Recipe by Maine-iac
This vegetarian recipe "looks" long and hard, but is actually very easy to put together. Just enjoy a glass of wine (or two) while making it!
- 1 box lasagna noodle
- 2 tablespoons olive oil
- 1 pinch crushed red pepper flakes
- 1 large onion, chopped
- 1 red pepper, chopped
- 4 -5 cloves garlic, chopped
- 2 packages frozen spinach, thawed and drained of juice
- 1 can sliced mushroom, , or use fresh (, or use fresh)
- 1 (16 ounce) packageshredded mozzarella cheese
- 1 (16 ounce) container ricotta cheese
- 1 cup parmesan cheese
- 2 tablespoons oregano
- 2 eggs, beaten
- 1⁄2-1 cup butter
- 1⁄2 cup flour
- 2 cups milk
- salt & pepper
Directions See How It's Made
- Cook noodles al dente, drain, rinse& let sit in cold water until needed.
- Add olive oil and red pepper flakes to frying pan,.
- Add onion, red pepper, and garlic, and cook until tender.
- In a large bowl, combine sauté mix with spinach, mushrooms, mozzarella, ricotta, and 1/3 cup parmesan cheese, 1 T oregano, and eggs.

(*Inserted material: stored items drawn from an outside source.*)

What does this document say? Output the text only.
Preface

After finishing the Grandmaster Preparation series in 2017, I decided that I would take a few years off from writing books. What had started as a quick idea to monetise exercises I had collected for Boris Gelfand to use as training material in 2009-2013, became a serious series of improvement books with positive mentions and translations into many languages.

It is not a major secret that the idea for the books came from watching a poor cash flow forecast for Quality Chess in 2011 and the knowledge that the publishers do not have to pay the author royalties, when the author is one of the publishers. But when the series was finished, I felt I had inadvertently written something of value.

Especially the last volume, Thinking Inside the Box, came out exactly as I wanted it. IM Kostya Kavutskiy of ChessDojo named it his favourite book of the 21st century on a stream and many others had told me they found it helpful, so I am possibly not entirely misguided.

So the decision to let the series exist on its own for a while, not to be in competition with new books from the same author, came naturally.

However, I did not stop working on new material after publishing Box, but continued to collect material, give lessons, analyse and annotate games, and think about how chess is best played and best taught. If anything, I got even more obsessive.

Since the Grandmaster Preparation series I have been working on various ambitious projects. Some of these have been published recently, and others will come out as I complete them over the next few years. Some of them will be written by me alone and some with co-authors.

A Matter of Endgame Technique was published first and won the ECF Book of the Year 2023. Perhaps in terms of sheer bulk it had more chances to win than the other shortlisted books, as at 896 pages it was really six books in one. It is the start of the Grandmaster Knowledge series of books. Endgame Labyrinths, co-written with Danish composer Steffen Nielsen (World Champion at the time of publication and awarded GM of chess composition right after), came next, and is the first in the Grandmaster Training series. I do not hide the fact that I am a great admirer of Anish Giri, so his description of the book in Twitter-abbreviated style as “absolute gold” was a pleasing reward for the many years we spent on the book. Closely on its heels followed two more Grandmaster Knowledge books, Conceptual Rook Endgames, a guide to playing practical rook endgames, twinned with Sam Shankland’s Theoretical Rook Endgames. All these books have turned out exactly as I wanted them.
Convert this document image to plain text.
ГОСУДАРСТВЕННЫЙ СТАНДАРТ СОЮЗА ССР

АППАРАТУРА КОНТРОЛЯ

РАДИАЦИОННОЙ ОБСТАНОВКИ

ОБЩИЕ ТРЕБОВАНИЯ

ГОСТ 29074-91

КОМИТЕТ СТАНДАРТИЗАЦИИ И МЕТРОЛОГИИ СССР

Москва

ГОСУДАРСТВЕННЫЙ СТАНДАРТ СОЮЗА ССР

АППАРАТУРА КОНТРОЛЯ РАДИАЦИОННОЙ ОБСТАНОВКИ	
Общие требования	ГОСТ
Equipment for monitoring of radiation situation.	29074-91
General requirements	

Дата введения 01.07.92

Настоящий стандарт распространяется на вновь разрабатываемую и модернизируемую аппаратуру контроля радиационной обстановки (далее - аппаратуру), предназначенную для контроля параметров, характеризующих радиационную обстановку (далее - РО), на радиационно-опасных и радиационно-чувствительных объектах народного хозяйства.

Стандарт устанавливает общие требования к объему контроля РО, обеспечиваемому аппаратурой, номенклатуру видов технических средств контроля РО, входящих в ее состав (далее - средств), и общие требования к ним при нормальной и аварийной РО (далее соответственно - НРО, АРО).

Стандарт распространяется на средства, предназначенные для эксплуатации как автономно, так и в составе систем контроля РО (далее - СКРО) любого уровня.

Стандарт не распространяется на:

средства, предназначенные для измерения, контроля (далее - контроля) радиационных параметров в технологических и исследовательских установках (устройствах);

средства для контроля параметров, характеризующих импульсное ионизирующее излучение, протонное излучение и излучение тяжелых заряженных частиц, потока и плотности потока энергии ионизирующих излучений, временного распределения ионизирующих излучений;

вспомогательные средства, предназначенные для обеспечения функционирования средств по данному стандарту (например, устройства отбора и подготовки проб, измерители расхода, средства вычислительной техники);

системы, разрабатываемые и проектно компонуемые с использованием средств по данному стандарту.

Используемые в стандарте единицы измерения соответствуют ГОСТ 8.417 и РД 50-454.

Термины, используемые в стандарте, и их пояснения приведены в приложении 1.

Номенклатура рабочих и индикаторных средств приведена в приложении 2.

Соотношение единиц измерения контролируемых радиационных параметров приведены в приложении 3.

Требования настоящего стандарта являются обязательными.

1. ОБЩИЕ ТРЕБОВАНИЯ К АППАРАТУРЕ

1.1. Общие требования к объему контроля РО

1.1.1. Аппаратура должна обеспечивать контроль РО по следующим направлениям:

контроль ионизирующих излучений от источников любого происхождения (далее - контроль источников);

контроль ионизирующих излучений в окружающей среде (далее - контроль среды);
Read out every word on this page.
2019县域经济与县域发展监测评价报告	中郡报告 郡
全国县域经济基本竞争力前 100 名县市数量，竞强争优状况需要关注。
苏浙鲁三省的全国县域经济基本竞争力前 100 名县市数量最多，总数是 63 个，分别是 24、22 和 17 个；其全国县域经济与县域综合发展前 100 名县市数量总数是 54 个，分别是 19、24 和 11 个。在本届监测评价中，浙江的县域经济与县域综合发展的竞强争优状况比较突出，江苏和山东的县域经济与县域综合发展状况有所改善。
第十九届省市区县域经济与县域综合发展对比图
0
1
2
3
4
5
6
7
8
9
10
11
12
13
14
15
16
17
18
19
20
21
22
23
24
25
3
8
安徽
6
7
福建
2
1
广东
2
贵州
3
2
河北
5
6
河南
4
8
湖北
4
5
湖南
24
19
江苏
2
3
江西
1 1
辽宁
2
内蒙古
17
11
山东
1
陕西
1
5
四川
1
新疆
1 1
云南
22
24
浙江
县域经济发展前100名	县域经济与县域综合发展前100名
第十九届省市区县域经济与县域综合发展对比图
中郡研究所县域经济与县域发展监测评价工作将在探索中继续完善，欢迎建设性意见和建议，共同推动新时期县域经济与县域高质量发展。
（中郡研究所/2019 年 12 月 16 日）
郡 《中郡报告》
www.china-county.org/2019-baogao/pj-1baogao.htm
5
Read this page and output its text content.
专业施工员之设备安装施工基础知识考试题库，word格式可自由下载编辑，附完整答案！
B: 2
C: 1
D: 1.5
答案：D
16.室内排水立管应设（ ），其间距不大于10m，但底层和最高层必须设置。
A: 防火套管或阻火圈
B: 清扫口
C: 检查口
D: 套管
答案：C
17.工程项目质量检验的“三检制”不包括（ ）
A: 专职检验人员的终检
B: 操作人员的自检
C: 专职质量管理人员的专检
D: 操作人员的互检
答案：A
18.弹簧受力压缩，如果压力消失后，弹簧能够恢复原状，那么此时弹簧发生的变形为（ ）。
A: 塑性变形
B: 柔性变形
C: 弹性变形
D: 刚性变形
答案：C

- Mix well, and set aside.
- In frying pan, melt butter, add flour making a paste, and stir for 2 minutes.
- Slowly add milk and add 1/3 cup parmesan cheese, oregano, and salt& pepper.
- Stir sauce over medium heat until thickened.
- Coat lasagna pan with non-stick spray, then wipe gently with paper towel.
- Add some white sauce to thinly coat bottom of pan.
- Rotate rows of drained noodles, spinach mixture, and sauce.
- Sprinkle last row of noodles with 1/3 cup parmesan cheese, and a few sliced mushrooms.
- Bake at 350 degrees for 1 hour or so, until bubbling.